Albert Don't trouble yourself. It's my business--and none of yours!

Jenny Ah, you're right.

Albert Look, you know that around here, one cannot take a step without falling into some ambush. The snares that surround my soul alarm me. I have a prize ewe lamb surrounded by care--but the ravishing wolves are prowling in hopes of carrying her off. I must protect her from their cruel fangs--and so as not to fear their cruel fury, I intend to close all parts of the sheep pen, to carefully surround my house with iron bars, and to let in only a few people--and that by day. I have need of your help at this juncture, so that the fencing will go as I intend.

Jenny Who, me?

Albert I don't wish this invention to appear to be the result of my precaution. Arabella would be alarmed--with reason, to see my care result in her being locked in--that might cause her to become cold to me. But, with clever girls, one must gild the pill adroitly, and make her understand that all that is being done is only to protect her--and that last night a number of bandits got into a nearby house and left only the walls standing.

Jenny But, sir, do you think with this trick--and many others of the same type that you employ--do you believe that you will make her love you?

Albert That's not your worry; suffice that I wish it.

Jenny Go on, at your age, to wish to taste of marriage a second time. Crazier still, to be amorous of a fifteen year old, and yet crazier to plan to cage her up. I count three extravagances in this plan--likely to be funereal in its consequence--and the least of them leads straight to Bedlam.

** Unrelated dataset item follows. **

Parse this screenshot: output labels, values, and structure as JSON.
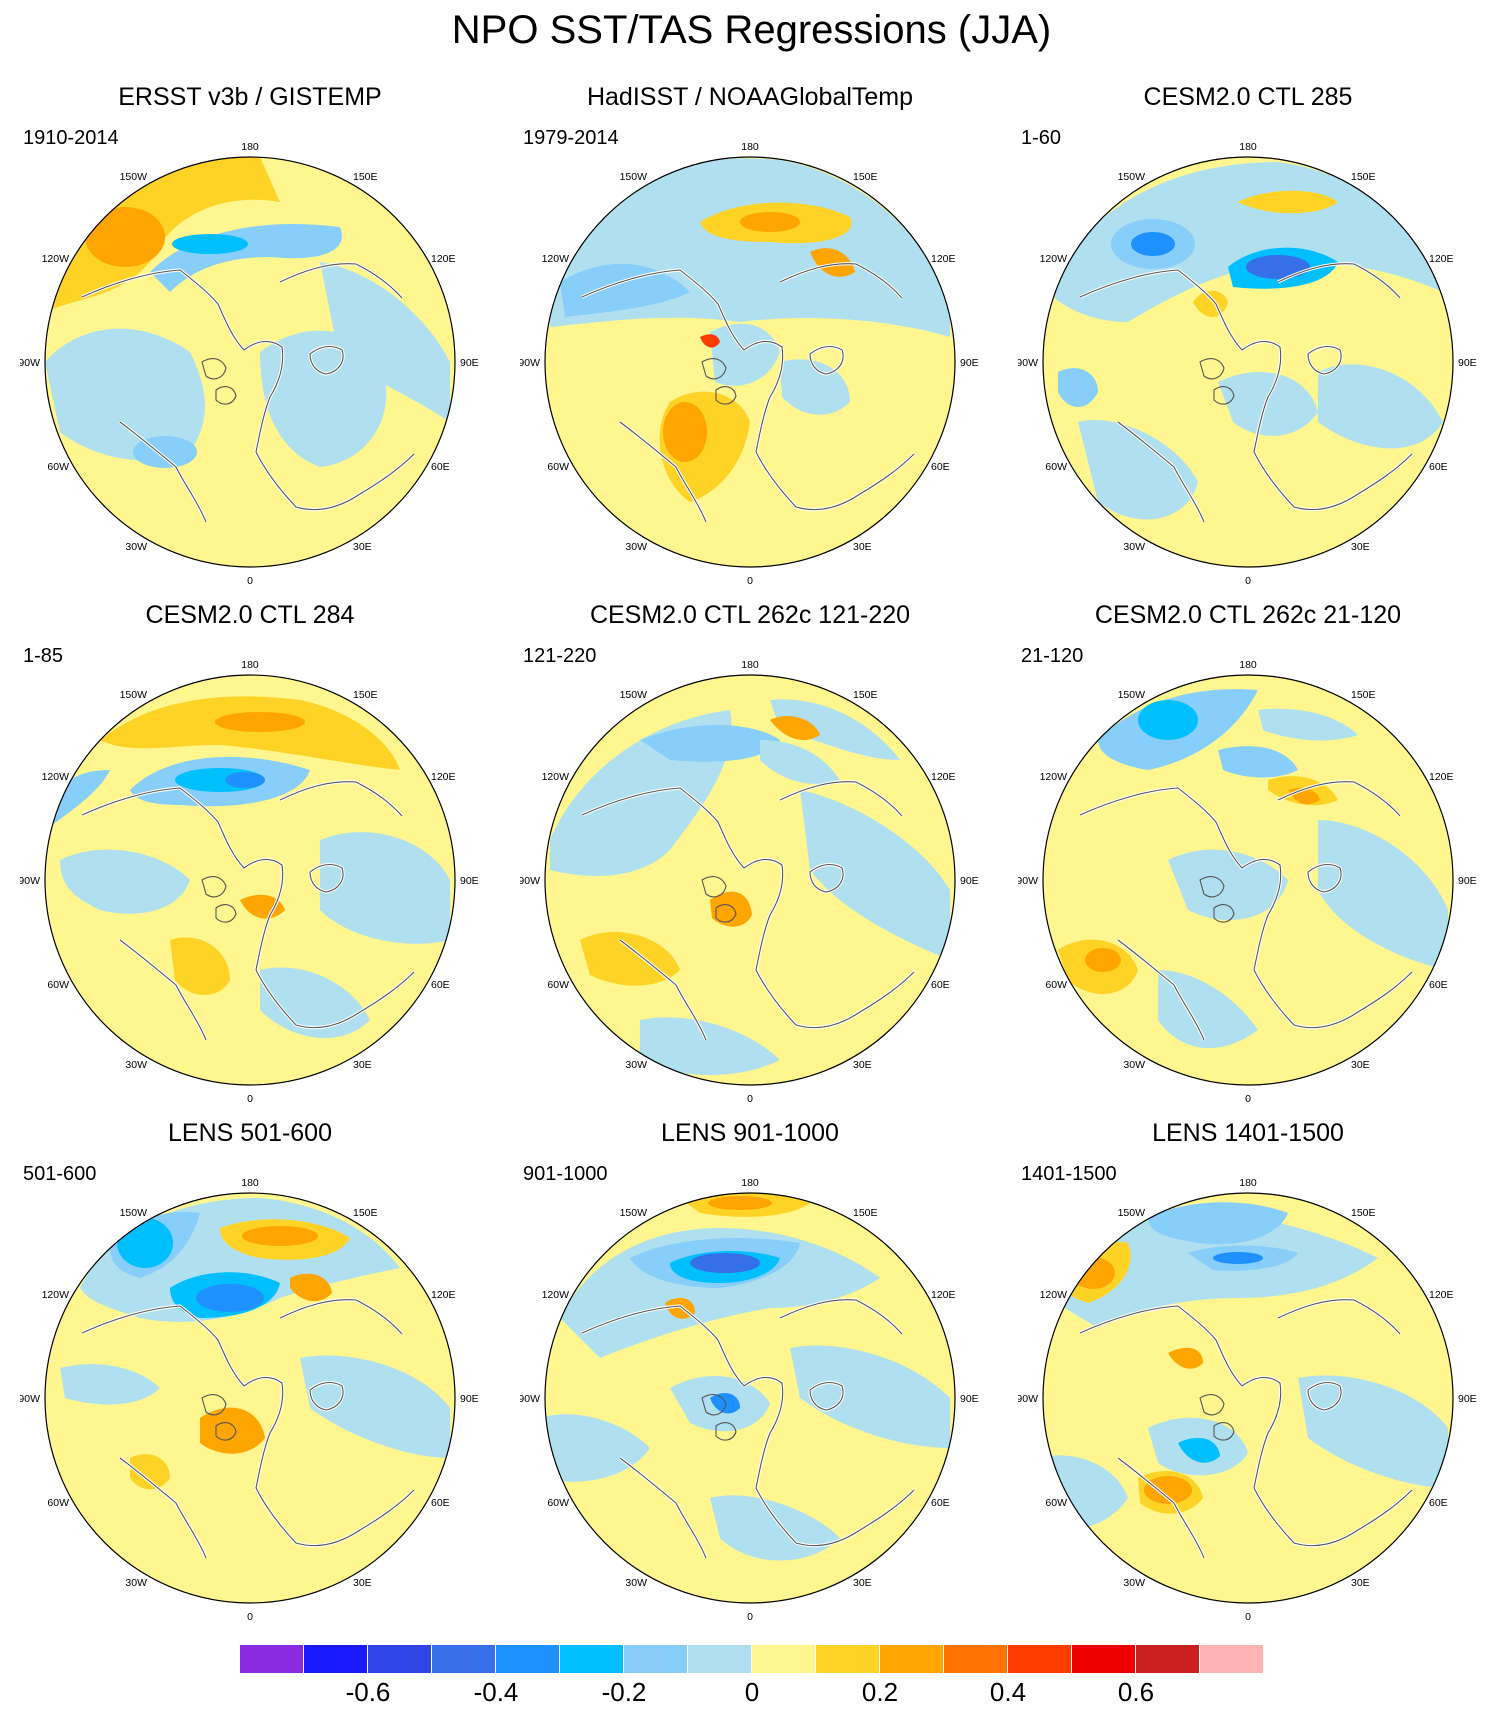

Albert I have excellent reasons for my conduct.

Jenny Thanks to the effects of celestial bounty, I have my virtue intact. But, if I had a husband or a lover of your mind, they'd have horns all over their heads, by God! If you choose me to take on this trouble, I tell you plainly, your hope is vain. I don't intend to meddle in your cowardly plans. The case is too villainous, and I wash my hands of it.

Albert Do you know that after having employed persuasion, I also know how to employ intimidation?

Jenny Storm, swear, howl--go into a fit, you will only hear me repeat again, that a jealous man is a frightful thing--a thing one would cheerfully see buried a hundred feet underground. There is nothing more hideous-- not Satan, Lucifer, and the many other gentleman-inhabitants of hell. They are much more handsome, charming, love-killers--less cruel and less insupportable--than certain jealous creatures such as one sees about here. You understand me--I have spoken and I will retire. Goodbye.

(Exit Jenny.)

Albert All the world is busy here plotting to betray me. One would conclude they have no greater joy. Jenny's worth nothing, but from fear of worse, I'll keep her. I will not let what people say, or their criticism prevent me from accomplishing the plan my heart is bent on realizing.

(Enter Scratch.)

Scratch (aside) My master, Mr. Worthy, who is waiting for me at the nearby inn, has sent me on before to sound the terrain. (seeing Albert) There, I take it, is our man. I must dissemble.

Albert What are you doing here, by yourself and before my door?